- Born: Eva Helle Stangerup 30 October 1939 Frederiksberg, Denmark
- Died: 29 March 2015 (aged 75) Denmark
- Occupation: Novelist
- Years active: 1967–2011
- Spouse: Adam Vilhelm Josef Knuth af Knuthenborg ​ ​(m. 1969; div. 1979)​
- Children: 2
- Awards: De Gyldne Laurbær

= Helle Stangerup =

Danish novelist (1939–2015)

Eva Helle Stangerup (30 October 1939 – 29 March 2015) was a Danish crime and thriller novelist. She published her first novel Gravskrift for Rødhætte in 1967 and followed it with her breakthrough work Gule handsker a year later. Stangerup's most successful work was Christine published in 1985 and it became the best-selling novel in Denmark in the 1980s. Her works have been published in other languages such as Czech, Dutch, English, Finnish, French, German, Norwegian and Swedish and she was voted the winner of literary prizes such as the De Gyldne Laurbær.

==Early life==
Stangerup was born in Frederiksberg, Denmark on 30 October 1939. She was the daughter of the university professor Carl Hakon Strangerup and the actress Betty Helene Eva Voss Stangerup. Stangerup was the great-grandchild of the Swedish author Hjalmar Söderberg and her brother was the Danish writer Henrik Stangerup. When she was at school, she was a childhood friend of the future Margrethe II of Denmark. Stangerup was sent to boarding school in Switzerland and the United Kingdom and graduated from N. Zahle's School in 1959. She went on to enrol at the University of Copenhagen, where she trained as a lawyer, and graduated as a Candidate of Law seven years later.

==Career==
A year after her graduation, Stangerup made her debut as a writer with the crime novel Gravskrift for Rødhætte in 1967. Her breakthrough publication was another crime novel called Gule handsker published in 1968 and set in Denmark.
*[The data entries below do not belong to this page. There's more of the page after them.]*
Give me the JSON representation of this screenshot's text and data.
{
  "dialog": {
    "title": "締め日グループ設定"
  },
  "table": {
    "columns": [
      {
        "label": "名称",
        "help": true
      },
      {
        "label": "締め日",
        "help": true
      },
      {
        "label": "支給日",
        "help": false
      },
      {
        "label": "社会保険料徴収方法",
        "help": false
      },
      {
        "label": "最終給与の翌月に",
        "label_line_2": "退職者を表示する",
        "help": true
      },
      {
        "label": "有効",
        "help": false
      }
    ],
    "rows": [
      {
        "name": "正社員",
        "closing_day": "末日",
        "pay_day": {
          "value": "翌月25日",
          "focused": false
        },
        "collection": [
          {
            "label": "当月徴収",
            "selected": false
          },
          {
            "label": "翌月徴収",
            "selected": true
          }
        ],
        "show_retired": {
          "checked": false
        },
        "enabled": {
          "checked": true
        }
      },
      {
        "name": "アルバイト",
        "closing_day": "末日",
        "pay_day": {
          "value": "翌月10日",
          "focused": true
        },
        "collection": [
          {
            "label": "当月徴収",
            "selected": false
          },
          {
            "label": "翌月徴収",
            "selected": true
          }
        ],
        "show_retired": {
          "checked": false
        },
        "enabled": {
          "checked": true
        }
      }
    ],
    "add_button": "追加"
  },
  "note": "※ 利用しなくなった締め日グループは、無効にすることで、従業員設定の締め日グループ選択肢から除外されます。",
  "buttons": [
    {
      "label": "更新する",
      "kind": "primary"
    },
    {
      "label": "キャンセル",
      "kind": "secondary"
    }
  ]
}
Stangerup went on to author the novels Spejldans in 1969, Diamanter er dydens laun in 1970, Solsikkerne in 1972, the psychological thriller Ulvetid in 1980 following a lengthy break from writing and Den tibetanske maske in 1981. In 1982, Stangerup worked as a correspondent in Siberia and Antarctica.

She published the historical novel Christine about the 16th century daughter of Christian II of Denmark known as Princess Christina of Denmark in 1985. Stangerup's objective of the novel was to convey "the power and influence that women had before they fell victim to the moral view of Victorianism and changed social conditions, which caused the better off to fall into vacancy, wigs and powder". The book became the best-selling novel in 1980s Denmark, and won the De Gyldne Laurbær that same year. The novel was translated by Anne Born as In the Courts of Power three years later.

In 1989, Stangerup published the novel Spardame about Leonora Christina Ulfeldt, after working as the author of screenplays of dramas which were broadcast on Danish television two years earlier. This was followed by her receiving the Thit Jensens Forfatter Legat in 1990 and her releasing the novel Sankt Markus nat based in the period of the Reformation two years later. By that time, Stangerup's works were selling about 100,000 copies every year and became popular in German and Sweden as well. She wrote the modern suspense thriller Stedfar in 1996. Three years later, Stangerup published Saxo: Danmarkskrøniken. She authored a literary biography on Christina of Denmark called Christine, which was released in 2002. Stangerup published her memoirs, Bag skodderne, in 2011. Her works have been published in other languages such as Czech, Dutch, English, Finnish, French, German, Norwegian and Swedish.

==Personal life==
She was a Protestant. Stangerup was married to the landowner County Count Adam Vilhelm Josef Knuth af Knuthenborg from 25 July 1969 until their divorce in 1979. They had two children. She died from a long illness on 29 March 2015.